We believe the answer to this question is that what was documented in the systems did not represent reality. This paved the wave for process improvement projects aimed at “radical change” and “thinking new and differently”. Rather than focusing on bridging the gap between “has-been” and “to-be”, companies opted for setting up parallel process architectures, leading to further fragmentation.
A new wave
We are now entering a new wave, The Wave of Digitalization. Processes, either in part or in full, are being automated and that at the speed of light. As David Autor, professor of at the Massachusetts Institute of Technology, noted recently “There is no question we are in an era of change where people are asking, ‘Is the Robocalypse upon us?’”
We do not share the fear of increased robotization, but we have asked ourselves what the trend entails for today’s management systems. In short, we see the need for a new generation of management systems.

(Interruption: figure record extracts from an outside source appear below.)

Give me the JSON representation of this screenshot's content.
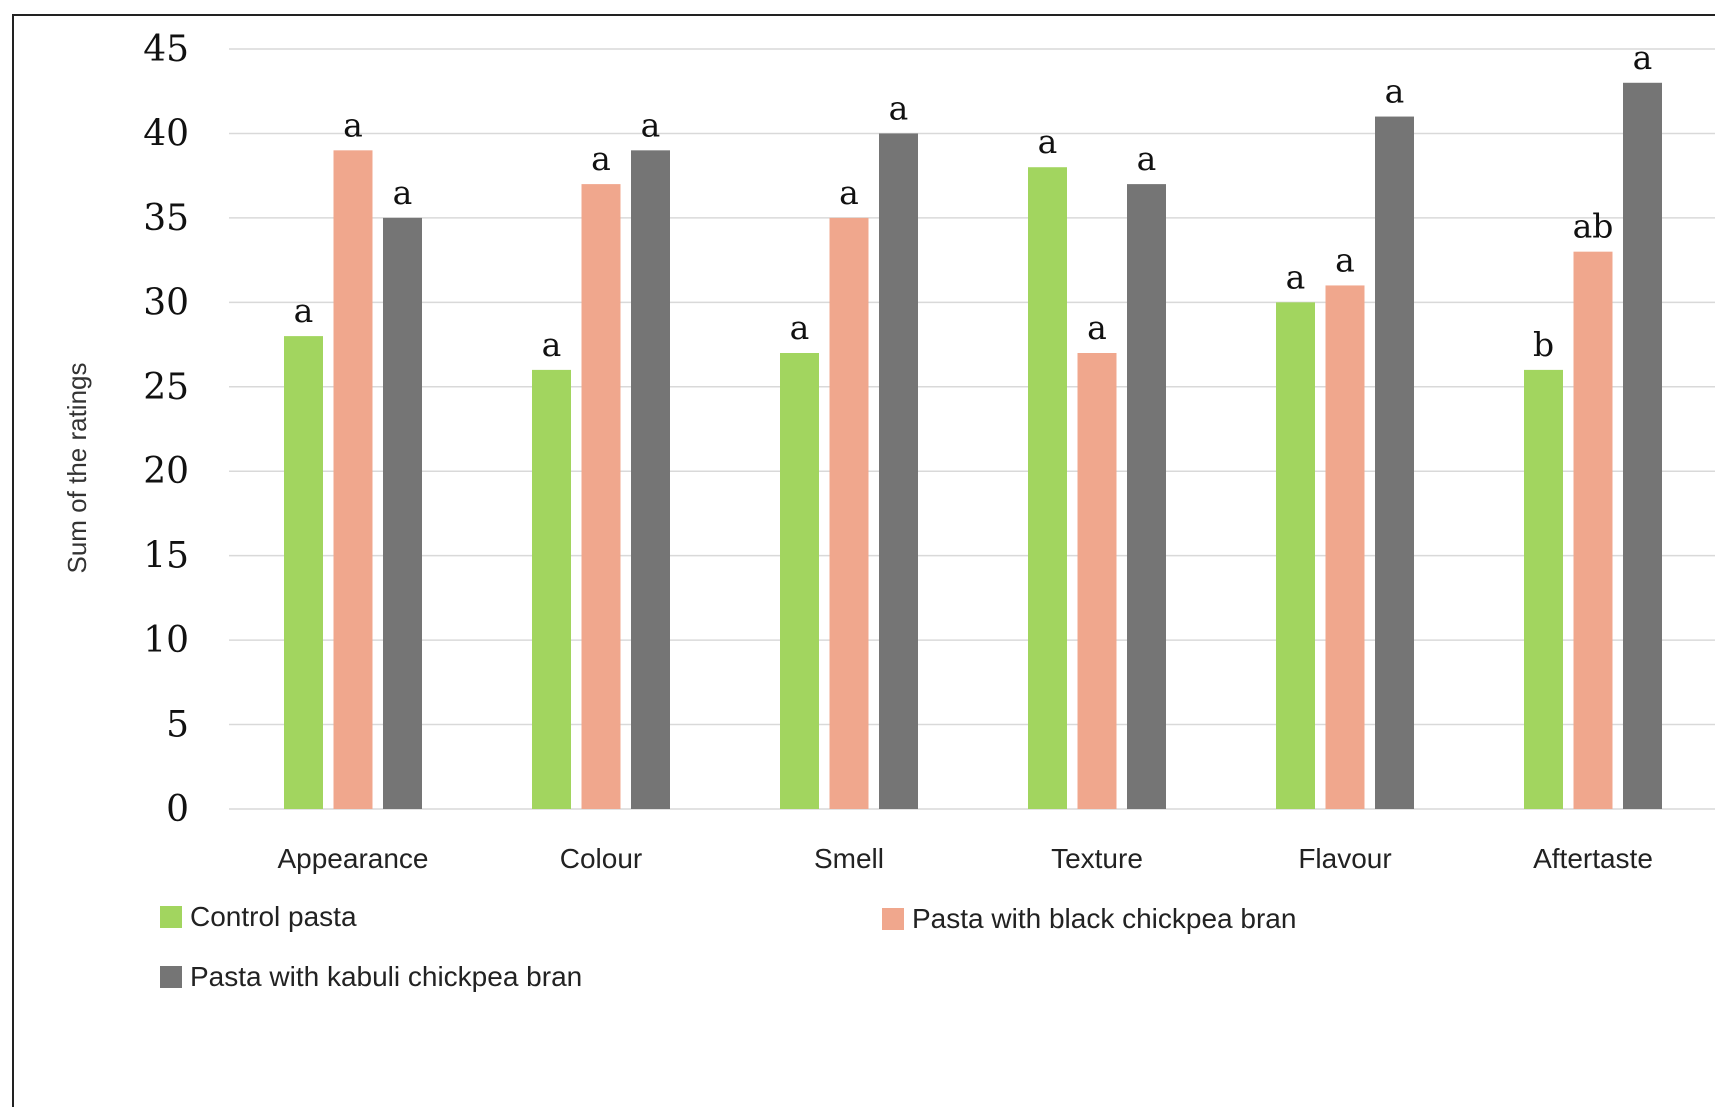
{
  "chart_data": {
    "type": "bar",
    "ylabel": "Sum of the ratings",
    "xlabel": "",
    "ylim": [
      0,
      45
    ],
    "yticks": [
      0,
      5,
      10,
      15,
      20,
      25,
      30,
      35,
      40,
      45
    ],
    "grid": true,
    "legend_position": "bottom",
    "categories": [
      "Appearance",
      "Colour",
      "Smell",
      "Texture",
      "Flavour",
      "Aftertaste"
    ],
    "series": [
      {
        "name": "Control pasta",
        "color": "#a2d55f",
        "values": [
          28,
          26,
          27,
          38,
          30,
          26
        ],
        "labels": [
          "a",
          "a",
          "a",
          "a",
          "a",
          "b"
        ]
      },
      {
        "name": "Pasta with black chickpea bran",
        "color": "#f0a78d",
        "values": [
          39,
          37,
          35,
          27,
          31,
          33
        ],
        "labels": [
          "a",
          "a",
          "a",
          "a",
          "a",
          "ab"
        ]
      },
      {
        "name": "Pasta with kabuli chickpea bran",
        "color": "#757575",
        "values": [
          35,
          39,
          40,
          37,
          41,
          43
        ],
        "labels": [
          "a",
          "a",
          "a",
          "a",
          "a",
          "a"
        ]
      }
    ]
  }
}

The next generation management system
The digitalization and automatization efforts of companies today tend to be documented and controlled outside any Business Process Management System (BPMS). We are oftentimes met with the rationale that employees do not have to concern themselves with automated processes, as they run on their own. This is an unfortunate and dangerous assumption.

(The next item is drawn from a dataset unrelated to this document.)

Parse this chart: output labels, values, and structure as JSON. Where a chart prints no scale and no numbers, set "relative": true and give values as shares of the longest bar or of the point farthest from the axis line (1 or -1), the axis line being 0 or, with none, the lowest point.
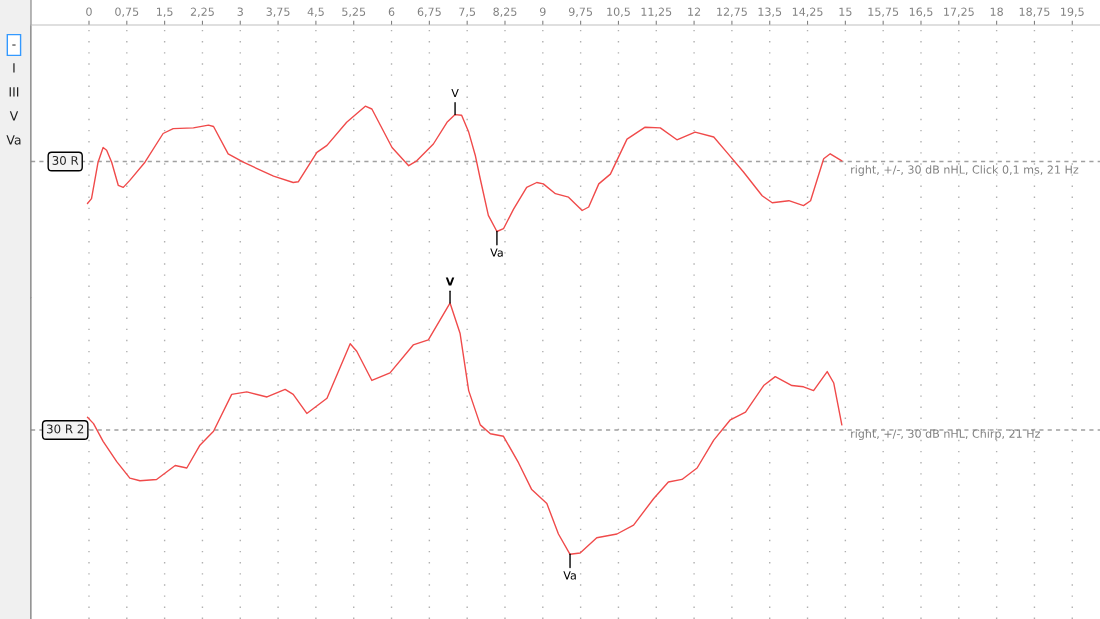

Though digitalized or automated, processes must comply with rules and regulations and be aligned with the company they are a part and parcel of. Thus, they too must be managed. We therefore make the case for incorporating the automated processes of tomorrow in a management system for tomorrow. This will create a true representation of how work gets done in the digital age.

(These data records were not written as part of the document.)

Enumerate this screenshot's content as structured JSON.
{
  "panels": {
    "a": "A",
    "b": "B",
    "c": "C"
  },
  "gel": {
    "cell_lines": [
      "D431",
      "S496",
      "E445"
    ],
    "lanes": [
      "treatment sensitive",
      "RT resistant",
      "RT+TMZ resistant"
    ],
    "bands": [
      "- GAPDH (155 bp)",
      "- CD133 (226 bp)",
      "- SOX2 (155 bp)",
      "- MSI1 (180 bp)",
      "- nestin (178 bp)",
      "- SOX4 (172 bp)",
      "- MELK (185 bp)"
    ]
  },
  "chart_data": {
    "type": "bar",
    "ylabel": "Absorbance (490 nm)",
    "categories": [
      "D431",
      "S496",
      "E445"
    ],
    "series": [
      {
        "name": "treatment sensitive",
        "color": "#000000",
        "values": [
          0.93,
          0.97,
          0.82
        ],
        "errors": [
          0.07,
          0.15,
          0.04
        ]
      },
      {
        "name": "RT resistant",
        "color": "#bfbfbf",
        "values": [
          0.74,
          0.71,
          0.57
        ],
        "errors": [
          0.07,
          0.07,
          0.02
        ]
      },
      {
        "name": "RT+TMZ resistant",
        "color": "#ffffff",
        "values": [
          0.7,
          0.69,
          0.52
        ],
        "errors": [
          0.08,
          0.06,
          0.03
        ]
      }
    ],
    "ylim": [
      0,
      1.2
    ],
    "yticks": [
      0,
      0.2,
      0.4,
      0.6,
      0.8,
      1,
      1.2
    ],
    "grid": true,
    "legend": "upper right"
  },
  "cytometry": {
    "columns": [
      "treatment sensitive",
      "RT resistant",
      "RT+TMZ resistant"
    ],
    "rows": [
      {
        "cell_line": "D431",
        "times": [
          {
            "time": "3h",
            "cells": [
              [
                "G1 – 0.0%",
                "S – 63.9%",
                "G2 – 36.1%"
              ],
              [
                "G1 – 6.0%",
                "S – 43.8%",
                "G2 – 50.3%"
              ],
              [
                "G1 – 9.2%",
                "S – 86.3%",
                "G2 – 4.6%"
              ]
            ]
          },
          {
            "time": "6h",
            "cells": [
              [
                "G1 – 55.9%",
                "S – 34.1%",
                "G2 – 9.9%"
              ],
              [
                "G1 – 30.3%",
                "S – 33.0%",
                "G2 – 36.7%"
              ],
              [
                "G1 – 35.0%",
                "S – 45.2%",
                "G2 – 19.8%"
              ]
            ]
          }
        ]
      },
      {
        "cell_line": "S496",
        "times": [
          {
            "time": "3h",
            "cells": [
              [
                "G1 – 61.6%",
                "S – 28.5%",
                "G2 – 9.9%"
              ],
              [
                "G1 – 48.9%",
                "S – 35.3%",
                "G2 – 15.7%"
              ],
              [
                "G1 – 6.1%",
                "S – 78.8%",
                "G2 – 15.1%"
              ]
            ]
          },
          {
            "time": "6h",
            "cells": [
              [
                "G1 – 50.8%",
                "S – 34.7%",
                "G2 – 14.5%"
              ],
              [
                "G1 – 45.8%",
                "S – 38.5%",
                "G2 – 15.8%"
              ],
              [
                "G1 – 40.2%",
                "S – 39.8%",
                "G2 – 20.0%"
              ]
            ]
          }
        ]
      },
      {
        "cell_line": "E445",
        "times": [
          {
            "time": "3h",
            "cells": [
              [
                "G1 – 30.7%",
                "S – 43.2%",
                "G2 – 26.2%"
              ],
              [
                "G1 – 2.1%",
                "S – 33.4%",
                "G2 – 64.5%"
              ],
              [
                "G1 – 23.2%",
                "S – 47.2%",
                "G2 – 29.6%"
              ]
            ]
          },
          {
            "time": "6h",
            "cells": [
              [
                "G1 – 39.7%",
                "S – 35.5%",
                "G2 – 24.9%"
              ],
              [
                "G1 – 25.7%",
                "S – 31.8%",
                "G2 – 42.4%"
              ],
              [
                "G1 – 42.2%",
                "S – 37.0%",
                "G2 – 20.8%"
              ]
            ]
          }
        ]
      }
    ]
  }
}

Such incorporation brings about an interesting, yet often overlooked challenge. Where should the process ownership of automated processes lie? At companies’ quality, IT- or digitalization departments? This question quickly arises as companies begin implementing and documenting their automatization efforts, such as those within Robotic Process Automation.
We believe that by gathering a company’s many processes, systems, as well as its improvement and digitalization efforts in a shared system of management it will encouraged to, and assisted in, becoming more aligned. With alignment comes agility. And increased agility will be vital for companies’ ability to catch and ride the wave of digitalization.